Source: ONE NewsDinosaur footprints in northwest Nelson, discovered by geologist Greg Browne
The first dinosaur footprints ever found in New Zealand have been discovered northwest of Nelson.
It is also the first evidence dinosaurs inhabited the South Island.
The 70-million-year-old footprints belong to sauropods - long-necked, long-tailed herbivores.
Greg Browne, the man who discovered the footprints, says the preservation of the footprints was quite special
"The tide basically came in and preserved quite delicate structures," he says.
There are more than 20 footprints and they are still being studied.
Palaeontologist Hamish Campbell says in one of the prints, you can see the heel and toe and how the foot landed and lifted off.
Campbell believes the dinosaur which made the prints was "something about eight metres...and weighing about two to three tonnes".
Scientists are determining how best to protect the footprints, but wind and water means they will erode over time.
"These things are degrading...on the other hand for all that some will disappear completely perhaps there will be new ones," says Campbell.
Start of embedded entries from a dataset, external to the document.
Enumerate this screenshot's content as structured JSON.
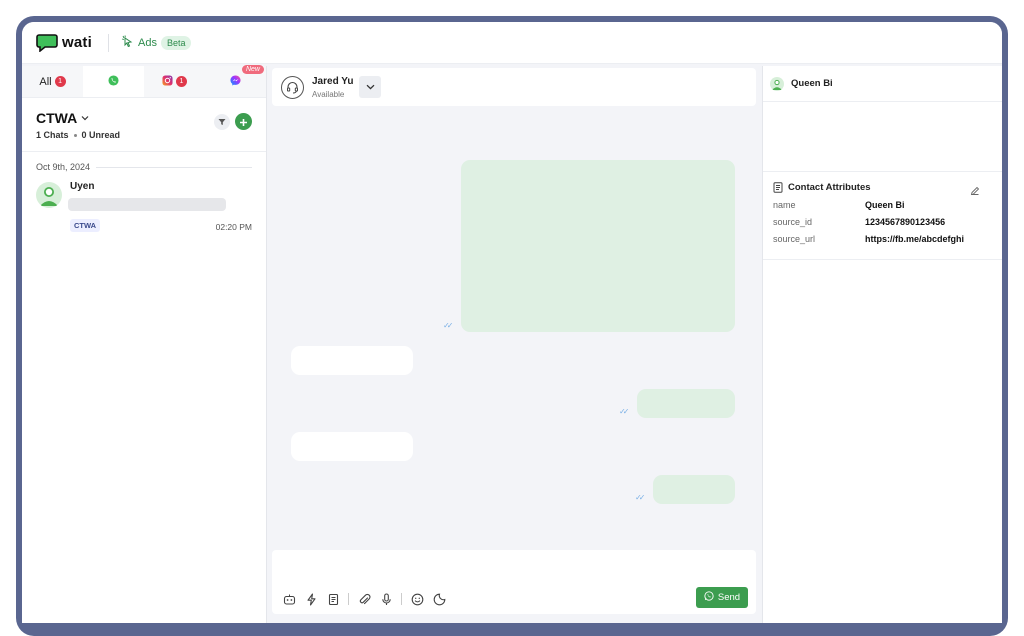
{
  "brand": {
    "name": "wati"
  },
  "topnav": {
    "ads_label": "Ads",
    "beta_label": "Beta"
  },
  "channels": {
    "all_label": "All",
    "all_count": "1",
    "instagram_count": "1",
    "messenger_new": "New"
  },
  "inbox": {
    "title": "CTWA",
    "chats": "1 Chats",
    "unread": "0 Unread",
    "date": "Oct 9th, 2024",
    "items": [
      {
        "name": "Uyen",
        "tag": "CTWA",
        "time": "02:20 PM"
      }
    ]
  },
  "conversation": {
    "agent_name": "Jared Yu",
    "agent_status": "Available",
    "send_label": "Send"
  },
  "contact": {
    "name": "Queen Bi",
    "attributes_title": "Contact Attributes",
    "attributes": [
      {
        "key": "name",
        "value": "Queen Bi"
      },
      {
        "key": "source_id",
        "value": "1234567890123456"
      },
      {
        "key": "source_url",
        "value": "https://fb.me/abcdefghi"
      }
    ]
  },
  "colors": {
    "accent": "#3c9d4f",
    "frame": "#5a6690",
    "outgoing_bubble": "#dff0e3",
    "badge": "#e0394b"
  }
}
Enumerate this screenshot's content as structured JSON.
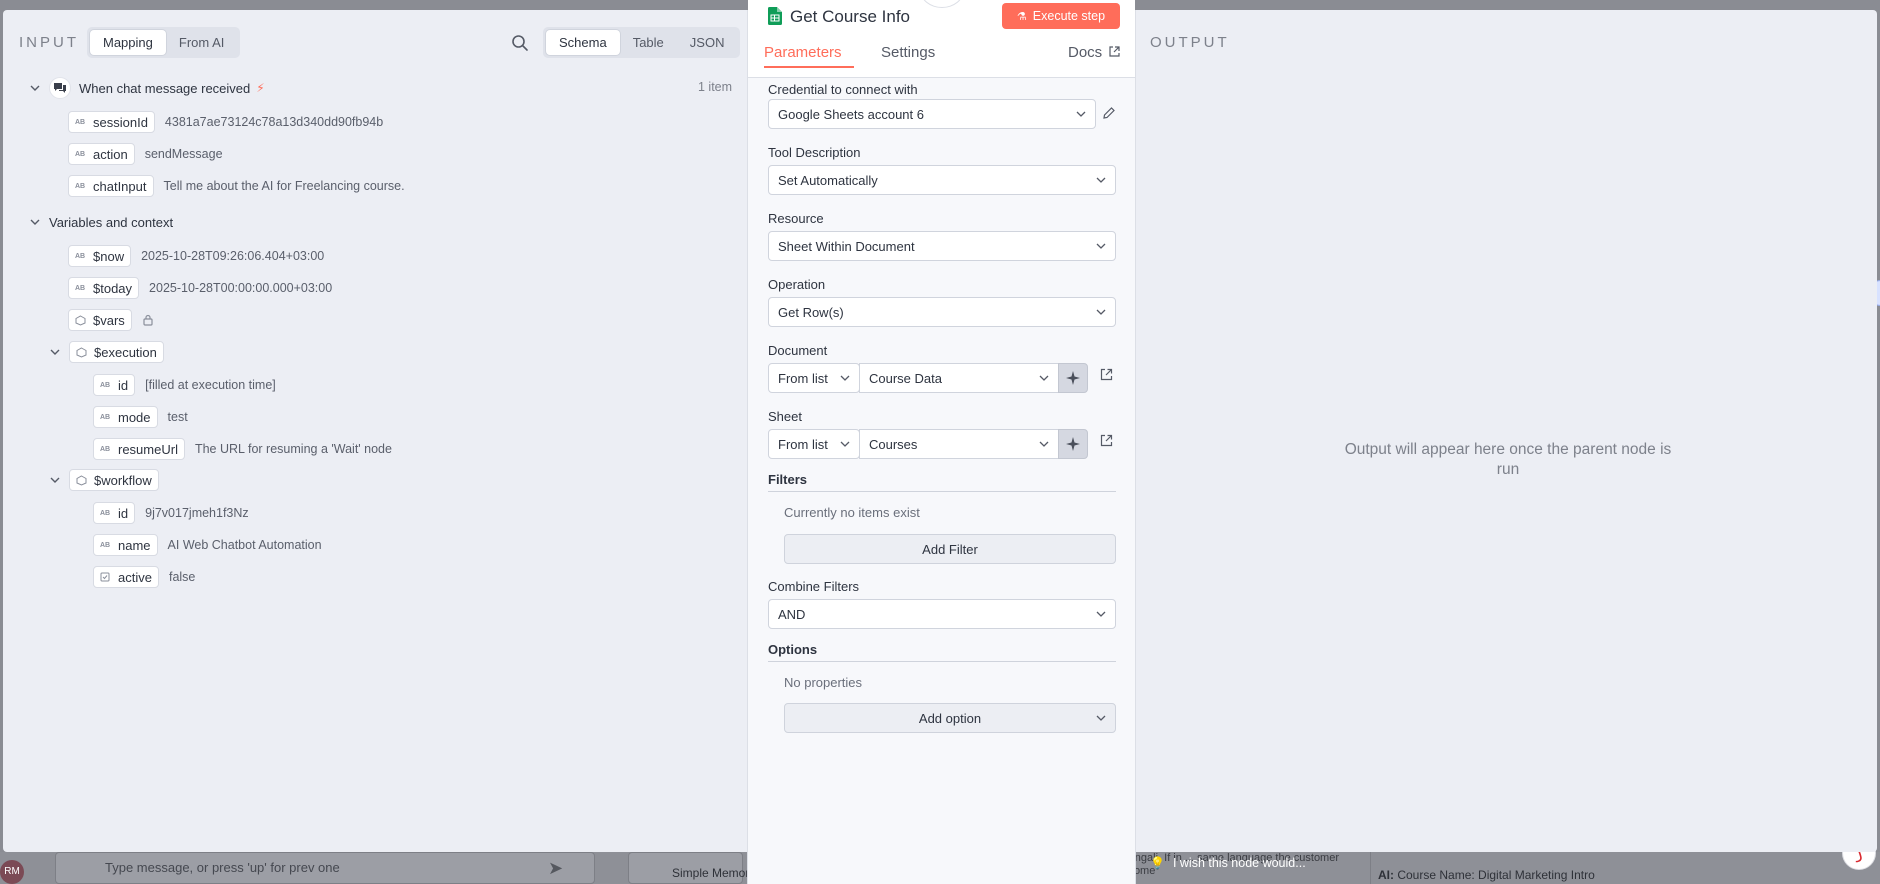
{
  "background": {
    "avatar_initials": "RM",
    "chat_placeholder": "Type message, or press 'up' for prev one",
    "memory_node_label": "Simple Memory",
    "node_prompt_snippet": "Bengali, reply in Bengali. If in ... same language the customer uses. The first welcome",
    "output_snippet_prefix": "AI:",
    "output_snippet_text": "Course Name: Digital Marketing Intro"
  },
  "input": {
    "label": "INPUT",
    "mode_tabs": [
      "Mapping",
      "From AI"
    ],
    "active_mode": "Mapping",
    "view_tabs": [
      "Schema",
      "Table",
      "JSON"
    ],
    "active_view": "Schema",
    "item_count": "1 item",
    "trigger": {
      "title": "When chat message received",
      "fields": [
        {
          "key": "sessionId",
          "value": "4381a7ae73124c78a13d340dd90fb94b"
        },
        {
          "key": "action",
          "value": "sendMessage"
        },
        {
          "key": "chatInput",
          "value": "Tell me about the AI for Freelancing course."
        }
      ]
    },
    "variables": {
      "title": "Variables and context",
      "now": {
        "key": "$now",
        "value": "2025-10-28T09:26:06.404+03:00"
      },
      "today": {
        "key": "$today",
        "value": "2025-10-28T00:00:00.000+03:00"
      },
      "vars": {
        "key": "$vars"
      },
      "execution": {
        "key": "$execution",
        "fields": [
          {
            "key": "id",
            "value": "[filled at execution time]"
          },
          {
            "key": "mode",
            "value": "test"
          },
          {
            "key": "resumeUrl",
            "value": "The URL for resuming a 'Wait' node"
          }
        ]
      },
      "workflow": {
        "key": "$workflow",
        "fields": [
          {
            "key": "id",
            "value": "9j7v017jmeh1f3Nz"
          },
          {
            "key": "name",
            "value": "AI Web Chatbot Automation"
          },
          {
            "key": "active",
            "value": "false"
          }
        ]
      }
    }
  },
  "node": {
    "title": "Get Course Info",
    "execute_label": "Execute step",
    "tabs": [
      "Parameters",
      "Settings"
    ],
    "active_tab": "Parameters",
    "docs_label": "Docs",
    "credential": {
      "label": "Credential to connect with",
      "value": "Google Sheets account 6"
    },
    "tool_description": {
      "label": "Tool Description",
      "value": "Set Automatically"
    },
    "resource": {
      "label": "Resource",
      "value": "Sheet Within Document"
    },
    "operation": {
      "label": "Operation",
      "value": "Get Row(s)"
    },
    "document": {
      "label": "Document",
      "mode": "From list",
      "value": "Course Data"
    },
    "sheet": {
      "label": "Sheet",
      "mode": "From list",
      "value": "Courses"
    },
    "filters": {
      "title": "Filters",
      "empty": "Currently no items exist",
      "add_label": "Add Filter"
    },
    "combine": {
      "label": "Combine Filters",
      "value": "AND"
    },
    "options": {
      "title": "Options",
      "empty": "No properties",
      "add_label": "Add option"
    },
    "tip": "I wish this node would..."
  },
  "output": {
    "label": "OUTPUT",
    "empty_message": "Output will appear here once the parent node is run"
  },
  "colors": {
    "accent": "#ff6d5a",
    "panel": "#eceef4"
  }
}
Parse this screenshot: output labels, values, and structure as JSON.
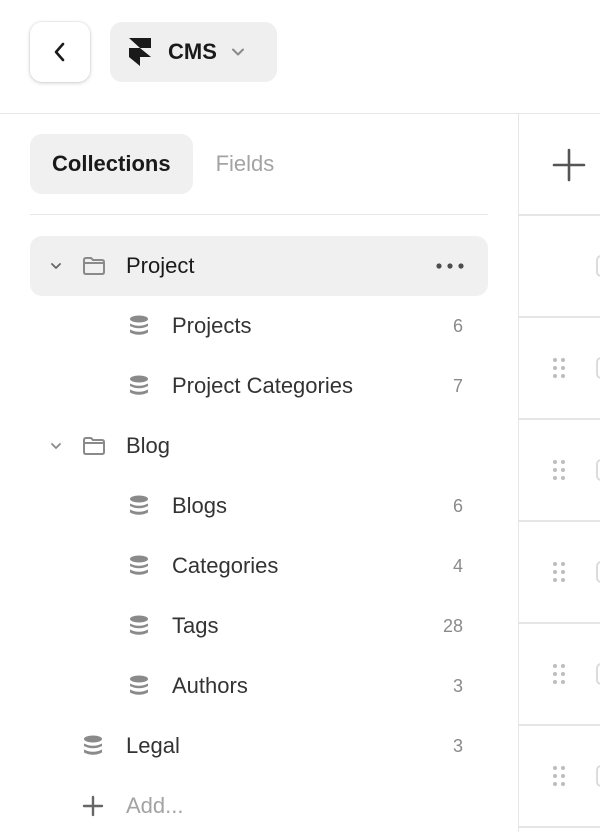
{
  "header": {
    "back_icon": "chevron-left-icon",
    "app_logo": "framer-logo-icon",
    "app_label": "CMS",
    "dropdown_icon": "chevron-down-icon"
  },
  "tabs": [
    {
      "label": "Collections",
      "active": true
    },
    {
      "label": "Fields",
      "active": false
    }
  ],
  "tree": {
    "project_folder": {
      "label": "Project",
      "expanded": true,
      "selected": true
    },
    "projects": {
      "label": "Projects",
      "count": "6"
    },
    "project_categories": {
      "label": "Project Categories",
      "count": "7"
    },
    "blog_folder": {
      "label": "Blog",
      "expanded": true
    },
    "blogs": {
      "label": "Blogs",
      "count": "6"
    },
    "categories": {
      "label": "Categories",
      "count": "4"
    },
    "tags": {
      "label": "Tags",
      "count": "28"
    },
    "authors": {
      "label": "Authors",
      "count": "3"
    },
    "legal": {
      "label": "Legal",
      "count": "3"
    },
    "add": {
      "label": "Add..."
    }
  },
  "right_pane": {
    "add_icon": "plus-icon",
    "drag_icon": "drag-handle-icon"
  }
}
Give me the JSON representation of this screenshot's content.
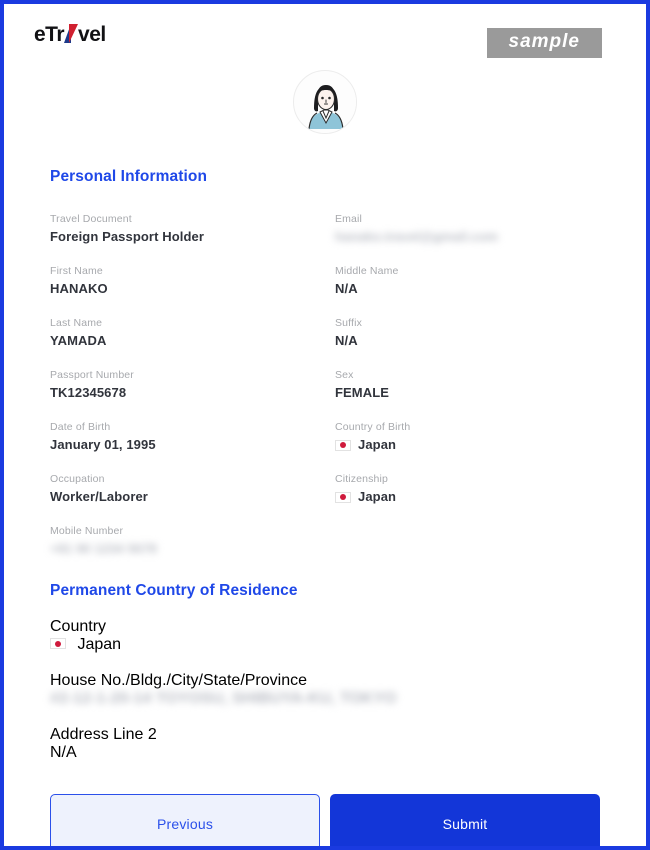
{
  "brand": {
    "logo_pre": "eTr",
    "logo_post": "vel",
    "plane_blue": "#1e3a8a",
    "plane_red": "#d02030"
  },
  "badge": {
    "label": "sample",
    "bg": "#9a9a9a"
  },
  "avatar": {
    "icon": "user-avatar-illustration",
    "alt": "Applicant avatar"
  },
  "colors": {
    "accent": "#1f48e8",
    "submit_bg": "#1336d8",
    "previous_bg": "#eef2fd",
    "frame_border": "#1a3ae0",
    "label": "#a7a9ad",
    "value": "#31343c"
  },
  "personal_information": {
    "title": "Personal Information",
    "fields": [
      {
        "label": "Travel Document",
        "value": "Foreign Passport Holder",
        "blurred": false,
        "flag": false
      },
      {
        "label": "Email",
        "value": "hanako.travel@gmail.com",
        "blurred": true,
        "flag": false
      },
      {
        "label": "First Name",
        "value": "HANAKO",
        "blurred": false,
        "flag": false
      },
      {
        "label": "Middle Name",
        "value": "N/A",
        "blurred": false,
        "flag": false
      },
      {
        "label": "Last Name",
        "value": "YAMADA",
        "blurred": false,
        "flag": false
      },
      {
        "label": "Suffix",
        "value": "N/A",
        "blurred": false,
        "flag": false
      },
      {
        "label": "Passport Number",
        "value": "TK12345678",
        "blurred": false,
        "flag": false
      },
      {
        "label": "Sex",
        "value": "FEMALE",
        "blurred": false,
        "flag": false
      },
      {
        "label": "Date of Birth",
        "value": "January 01, 1995",
        "blurred": false,
        "flag": false
      },
      {
        "label": "Country of Birth",
        "value": "Japan",
        "blurred": false,
        "flag": true
      },
      {
        "label": "Occupation",
        "value": "Worker/Laborer",
        "blurred": false,
        "flag": false
      },
      {
        "label": "Citizenship",
        "value": "Japan",
        "blurred": false,
        "flag": true
      },
      {
        "label": "Mobile Number",
        "value": "+81 90 1234 5678",
        "blurred": true,
        "flag": false
      }
    ]
  },
  "permanent_country_of_residence": {
    "title": "Permanent Country of Residence",
    "fields": [
      {
        "label": "Country",
        "value": "Japan",
        "blurred": false,
        "flag": true
      },
      {
        "label": "House No./Bldg./City/State/Province",
        "value": "#2-12-1-20-14 TOYOSU, SHIBUYA-KU, TOKYO",
        "blurred": true,
        "flag": false
      },
      {
        "label": "Address Line 2",
        "value": "N/A",
        "blurred": false,
        "flag": false
      }
    ]
  },
  "buttons": {
    "previous_label": "Previous",
    "submit_label": "Submit"
  }
}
Browne, a GNS scientist, says it is "absolutely amazing" they are there in the first place because an inter-tidal environment destroys structures very quickly by wind, tides, currents or waves.
He discovered the footprints in six locations over a 10-kilometre area while studying rock and sediment formations. The largest is about 60cm in diameter while most are 10-20cm in diameter.
Browne says they were left in beach sands which were probably quickly covered and preserved by mud from subsequent tides. He has ruled out other explanations for the features in the rock.
Dinosaur bones have been discovered in northern Hawke's Bay, Port Waikato and the Chatham Islands.
Browne says the footprints add useful information about how dinosaurs moved, how fast they moved and how big they were, as well as how soft the sediment was when they moved through the area.